Police Scotland: New chief constable Phil Gormley sworn in
The new head of Police Scotland has been formally sworn in during a ceremony at the Scottish Police College at Tulliallan Castle in Fife.
Phil Gormley has taken over from Sir Stephen House, who stood down as chief constable at the end of November after three years in the job.
Mr Gormley was previously the deputy director of the National Crime Agency.
He has also served as the chief constable of Norfolk Police.
And he was responsible for the merger of Special Branch and the Anti-Terrorist Branch to form the Counter-Terrorism Command while working as a commander with the Metropolitan Police.
Mr Gormley, who will receive a salary of about £212,000 a year, described his new job as the pinnacle of his policing career.
The new chief constable said: "It's an honour to have been selected to lead Police Scotland.
"I'm acutely aware of the significant responsibility and expectation that comes with role."
"This is one of the most demanding jobs in British policing and I feel immensely proud to have been chosen to lead the men and women of Police Scotland through the next stage of its journey."
He added: "There is no doubt we are in a challenging financial environment - despite the savings already made, it is my responsibility working with colleagues to deliver the best service possible with the available resources.

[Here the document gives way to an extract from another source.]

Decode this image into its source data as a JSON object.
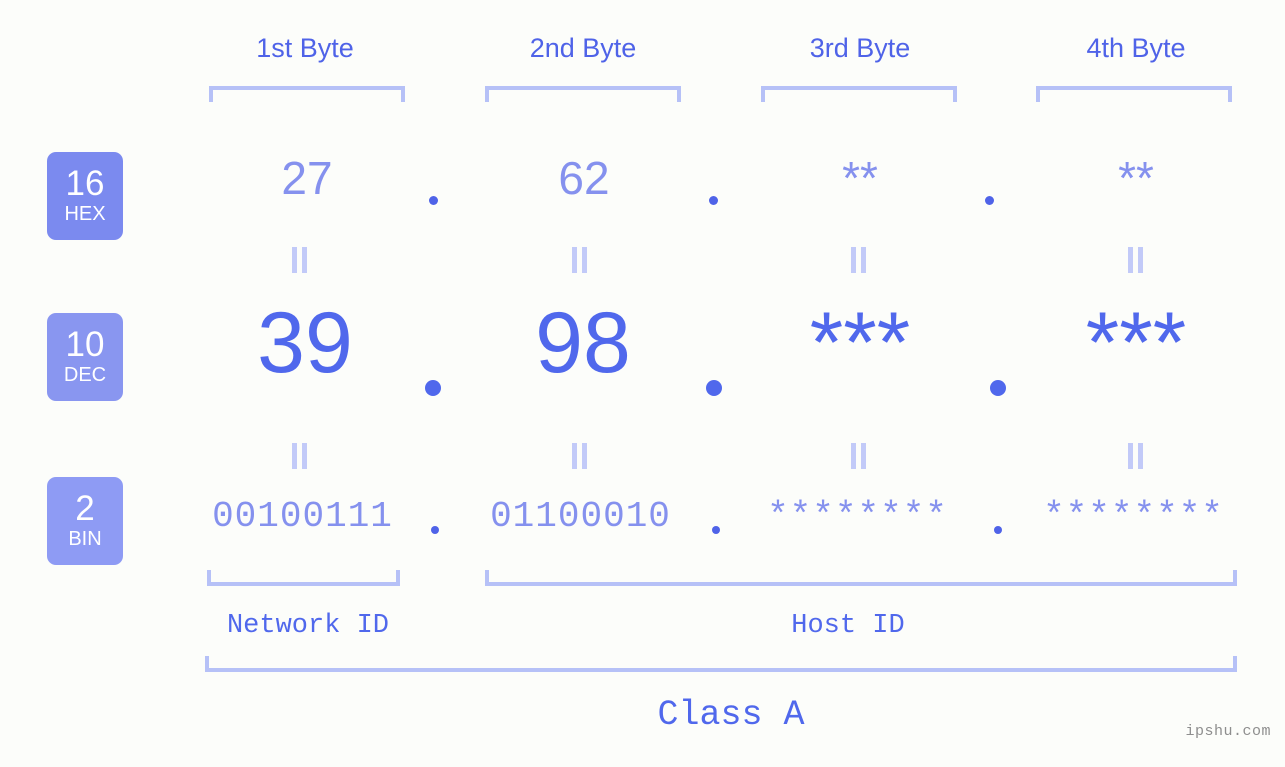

"This will require difficult decisions but I am determined that we will develop a service the public trust and have confidence in and which our officers and staff are proud to provide."
Phil Gormley's career
- 1985 - Began policing career in Thames Valley Police
- 2003 - 2007 - Commander, Metropolitan Police Service, responsible for firearms and aviation security, then for special branch and counter terrorism.
- 2007 - 2010 - Deputy Chief Constable, West Midlands Police
- 2010 - 2013 - Chief Constable, Norfolk Constabulary
- 2012 - Awarded the Queen's Police Medal
- 2013 - 2015 Deputy Director General, National Crime Agency
Source - Scottish Police Authority
Mr Gormley takes over in the wake of criticism of the force's policies on issues including stop-and-search and armed officers, as well as its handling of the M9 crash near Stirling in July that left two people dead after officers took three days to respond.
Police Scotland officers are also being investigated over Sheku Bayoh's death in custody in Kirkcaldy last May.
The Scottish Police Federation, which represents the vast majority of the force's officers, has warned Mr Gormley that he will be operating in a financial climate that has never been more difficult.
And it has said he will be facing a workforce that has recently reported "unprecedented high levels of dissatisfaction with the job".
Concerns have also been expressed about Mr Gormley, who faced competition for the top job from Police Scotland deputy chief constables Iain Livingstone and Neil Richardson, having spent his entire career in England.
But the Scottish Police Authority said it was confident it had appointed the best person for the job of "building on the progress that policing in Scotland has made, and to address the issues and challenges that the service faces".
And Justice Secretary Michael Matheson has said that Mr Gormley brings with him a "wealth of experience in policing communities across the UK, including an extensive background in counter-terrorism"
Scottish Liberal Democrat justice spokeswoman Alison McInnes said Mr Gormley must begin work immediately to address the challenges facing the force.
She said: "I have sought an early meeting with him to discuss how he plans to ensure officers and staff get the support they need to do their jobs well and enjoy them but the SPA and Scottish government must also ensure they provide the resources required.
"The public's faith in Police Scotland must be restored and steps taken right away to get the force back on track."